The "we ran VACUUM FULL on the orders table during the maintenance window and it ran into business hours" story is one of the most consistent Postgres operational pains. The rule: VACUUM FULL is a maintenance-window-only tool, on tables you can afford to lock.
pg_repack is the production-safe alternative. It is a Postgres extension that rebuilds the table online: creates a shadow table, copies live tuples while tracking ongoing changes via a trigger, swaps the new table in under a brief lock at the end. Total lock time is seconds, not hours. Disk usage temporarily doubles during the rebuild, which is the main constraint.
For a Rails app's regular bloat maintenance: pg_repack. For a one-time shrink during a planned downtime window: either, with VACUUM FULL being slightly faster and not requiring the extension.
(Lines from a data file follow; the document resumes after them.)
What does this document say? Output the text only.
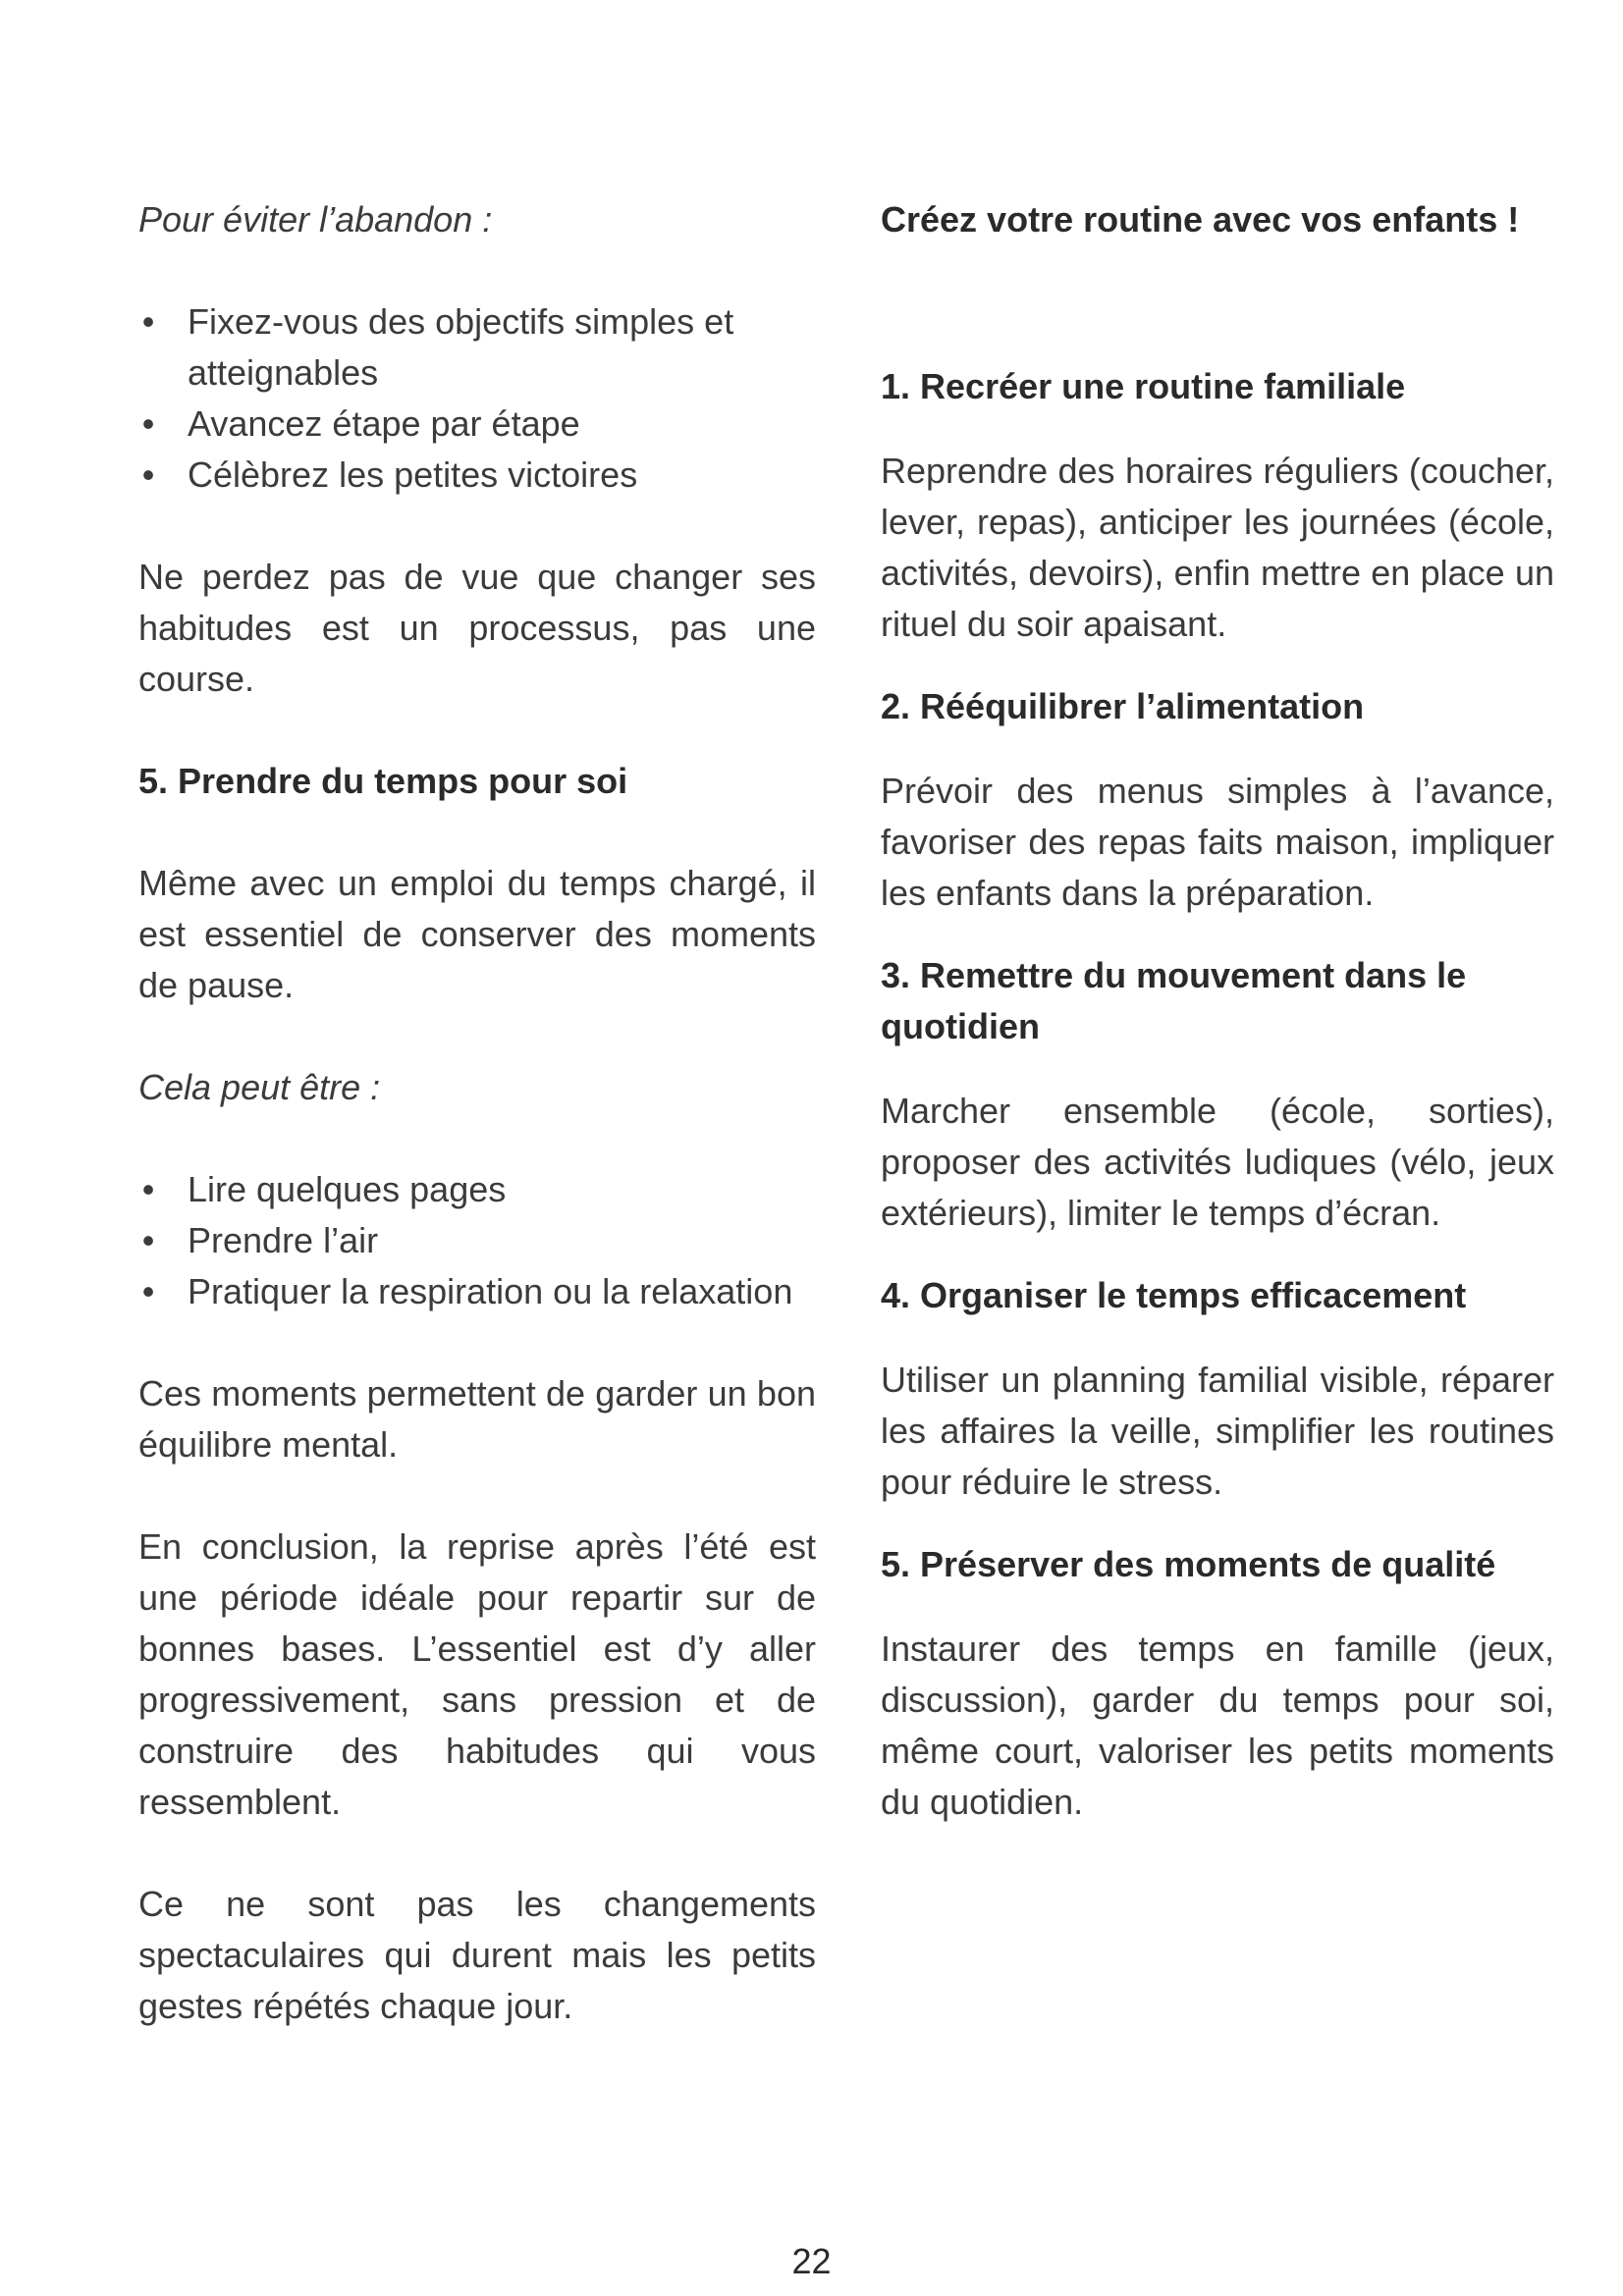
Pour éviter l’abandon :

• Fixez-vous des objectifs simples et atteignables
• Avancez étape par étape
• Célèbrez les petites victoires

Ne perdez pas de vue que changer ses habitudes est un processus, pas une course.

5. Prendre du temps pour soi

Même avec un emploi du temps chargé, il est essentiel de conserver des moments de pause.

Cela peut être :

• Lire quelques pages
• Prendre l’air
• Pratiquer la respiration ou la relaxation

Ces moments permettent de garder un bon équilibre mental.

En conclusion, la reprise après l’été est une période idéale pour repartir sur de bonnes bases. L’essentiel est d’y aller progressivement, sans pression et de construire des habitudes qui vous ressemblent.

Ce ne sont pas les changements spectaculaires qui durent mais les petits gestes répétés chaque jour.

Créez votre routine avec vos enfants !
1. Recréer une routine familiale

Reprendre des horaires réguliers (coucher, lever, repas), anticiper les journées (école, activités, devoirs), enfin mettre en place un rituel du soir apaisant.

2. Rééquilibrer l’alimentation

Prévoir des menus simples à l’avance, favoriser des repas faits maison, impliquer les enfants dans la préparation.

3. Remettre du mouvement dans le quotidien

Marcher ensemble (école, sorties), proposer des activités ludiques (vélo, jeux extérieurs), limiter le temps d’écran.

4. Organiser le temps efficacement

Utiliser un planning familial visible, réparer les affaires la veille, simplifier les routines pour réduire le stress.

5. Préserver des moments de qualité

Instaurer des temps en famille (jeux, discussion), garder du temps pour soi, même court, valoriser les petits moments du quotidien.

22
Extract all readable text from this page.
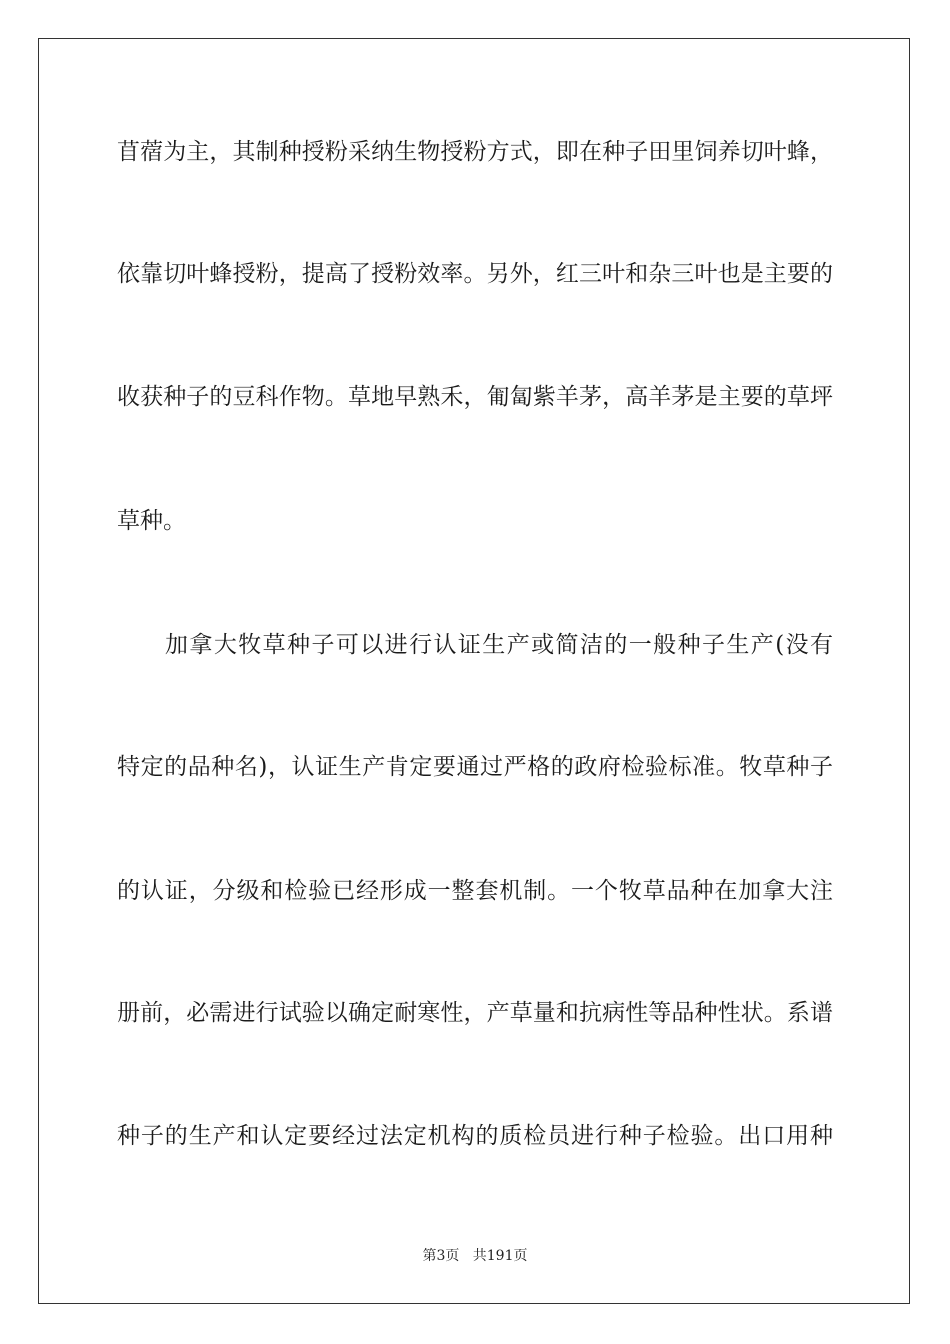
苜蓿为主，其制种授粉采纳生物授粉方式，即在种子田里饲养切叶蜂，
依靠切叶蜂授粉，提高了授粉效率。另外，红三叶和杂三叶也是主要的
收获种子的豆科作物。草地早熟禾，匍匐紫羊茅，高羊茅是主要的草坪
草种。
加拿大牧草种子可以进行认证生产或简洁的一般种子生产(没有
特定的品种名)，认证生产肯定要通过严格的政府检验标准。牧草种子
的认证，分级和检验已经形成一整套机制。一个牧草品种在加拿大注
册前，必需进行试验以确定耐寒性，产草量和抗病性等品种性状。系谱
种子的生产和认定要经过法定机构的质检员进行种子检验。出口用种
第3页 共191页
The senior call is never running VACUUM FULL unintentionally during business hours.
The principle at play
Postgres trades disk space for concurrency. Every UPDATE writes a new row version; every DELETE leaves a tombstone. The trade pays off because reads and writes do not block each other and snapshots are consistent without coarse locking. The cost is ongoing cleanup work and the bloat that accumulates when cleanup falls behind.
The senior view is treating autovacuum as a workload to provision for, not a background detail that handles itself. High-write tables need tuning. Bulk migrations need manual VACUUM ANALYZE at the end. Disk-shrinking needs pg_repack, not VACUUM FULL. Recognising the bloat signal in pg_stat_user_tables before it shows up as user-visible slowness is the difference between a calm Monday and a 9 a.m. incident.
Practice exercise
- Run the pg_stat_user_tables bloat query above against production. Identify the top 5 bloated tables (highest dead-tuple ratio).
- For each, check
last_autovacuum. If it is more than a few hours old on a hot table, tune autovacuum aggressiveness with theALTER TABLE ... SETpattern above. Re-check the next day. - The next time you ship a bulk UPDATE migration, add a
VACUUM ANALYZE table_name;at the end of the migration. Watch for the production read speed not regressing. - Install
pg_repackon a staging database. Repack a bloated table. Measure before and after. If you ever reach for VACUUM FULL in production, this is your alternative.